Est condamné cumulativement pour faux et escroquerie le prévenu qui a obtenu des fonds de son banquier grâce à des cessions Dailly, en lui cédant des créances reposant sur de fausses factures ne correspondant à aucune commande ou prestation.
Cass. crim., 25 nov. 2020, no 19-81260, ECLI:FR:CCASS:2020:CR02307, M. T., F–D (rejet pourvoi c/ CA Toulouse, ch. corr., 24 janv. 2019), M. Soulard, prés. ; SCP Bernard Hémery, Carole Thomas-Raquin, Martin Le Guerer, SCP Thouin-Palat et Boucard, av.

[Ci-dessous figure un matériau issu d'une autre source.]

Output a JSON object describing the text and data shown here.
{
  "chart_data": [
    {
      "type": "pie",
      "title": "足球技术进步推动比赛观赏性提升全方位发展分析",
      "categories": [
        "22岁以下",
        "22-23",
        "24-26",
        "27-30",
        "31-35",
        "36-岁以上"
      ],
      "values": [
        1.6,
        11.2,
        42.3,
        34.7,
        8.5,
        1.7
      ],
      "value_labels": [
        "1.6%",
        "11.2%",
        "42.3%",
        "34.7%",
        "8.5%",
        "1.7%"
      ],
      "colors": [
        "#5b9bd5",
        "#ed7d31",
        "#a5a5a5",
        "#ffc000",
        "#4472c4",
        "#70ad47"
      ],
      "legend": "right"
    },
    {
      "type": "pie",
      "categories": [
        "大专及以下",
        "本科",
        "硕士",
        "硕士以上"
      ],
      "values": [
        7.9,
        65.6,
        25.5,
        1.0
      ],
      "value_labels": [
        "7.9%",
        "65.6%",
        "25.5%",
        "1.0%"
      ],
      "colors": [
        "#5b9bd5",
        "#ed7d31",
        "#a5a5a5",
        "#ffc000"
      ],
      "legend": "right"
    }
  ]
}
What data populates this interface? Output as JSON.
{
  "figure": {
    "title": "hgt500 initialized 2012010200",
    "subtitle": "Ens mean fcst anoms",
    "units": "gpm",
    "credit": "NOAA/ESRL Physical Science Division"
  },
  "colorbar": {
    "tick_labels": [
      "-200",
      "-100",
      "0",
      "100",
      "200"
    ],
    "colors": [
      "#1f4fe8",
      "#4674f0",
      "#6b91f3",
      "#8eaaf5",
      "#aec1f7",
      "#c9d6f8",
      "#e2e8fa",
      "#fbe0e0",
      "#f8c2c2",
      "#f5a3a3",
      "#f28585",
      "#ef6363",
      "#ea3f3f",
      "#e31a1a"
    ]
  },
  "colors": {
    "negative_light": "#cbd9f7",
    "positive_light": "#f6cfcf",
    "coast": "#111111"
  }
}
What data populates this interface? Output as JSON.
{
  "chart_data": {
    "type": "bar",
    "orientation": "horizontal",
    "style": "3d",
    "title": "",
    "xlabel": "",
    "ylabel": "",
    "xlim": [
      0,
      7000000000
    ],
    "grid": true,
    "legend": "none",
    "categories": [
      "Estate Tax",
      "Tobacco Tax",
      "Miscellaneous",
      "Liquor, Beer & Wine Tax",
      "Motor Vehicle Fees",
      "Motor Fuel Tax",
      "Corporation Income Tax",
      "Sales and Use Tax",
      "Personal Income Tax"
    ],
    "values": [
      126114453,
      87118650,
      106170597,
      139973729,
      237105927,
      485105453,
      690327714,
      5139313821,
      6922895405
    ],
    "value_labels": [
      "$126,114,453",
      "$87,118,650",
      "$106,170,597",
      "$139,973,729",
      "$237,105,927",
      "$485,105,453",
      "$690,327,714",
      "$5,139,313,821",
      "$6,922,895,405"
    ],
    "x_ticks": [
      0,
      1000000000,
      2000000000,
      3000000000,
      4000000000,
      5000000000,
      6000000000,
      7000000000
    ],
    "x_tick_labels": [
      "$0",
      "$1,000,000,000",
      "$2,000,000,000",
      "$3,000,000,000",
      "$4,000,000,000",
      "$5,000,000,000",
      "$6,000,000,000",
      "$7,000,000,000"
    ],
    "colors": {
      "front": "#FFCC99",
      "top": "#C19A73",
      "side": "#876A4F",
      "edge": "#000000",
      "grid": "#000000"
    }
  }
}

Cet arrêt1, pourtant non publié, présente un double intérêt. Il constitue tout d’abord une nouvelle illustration de l’efficacité des infractions du droit commun pour sanctionner l’utilisation de procédés de mobilisation de créances à des fins répréhensibles2. Il témoigne aussi des difficultés récurrentes soulevées par l’opération de qualification en matière pénale et la détermination précise des contours de l’application de la règle non bis in idem dans la répression des infractions commises par l’intermédiaire d’opérations de banque ou d’instruments de paiement3.
En l’espèce, une société avait conclu avec sa banque une convention cadre Dailly en 2010. Du 2 juillet au 18 septembre 2012, elle avait cédé, par 10 bordereaux portant la signature de son gérant, 17 fausses factures à cette banque pour un montant d’environ 35 000 €.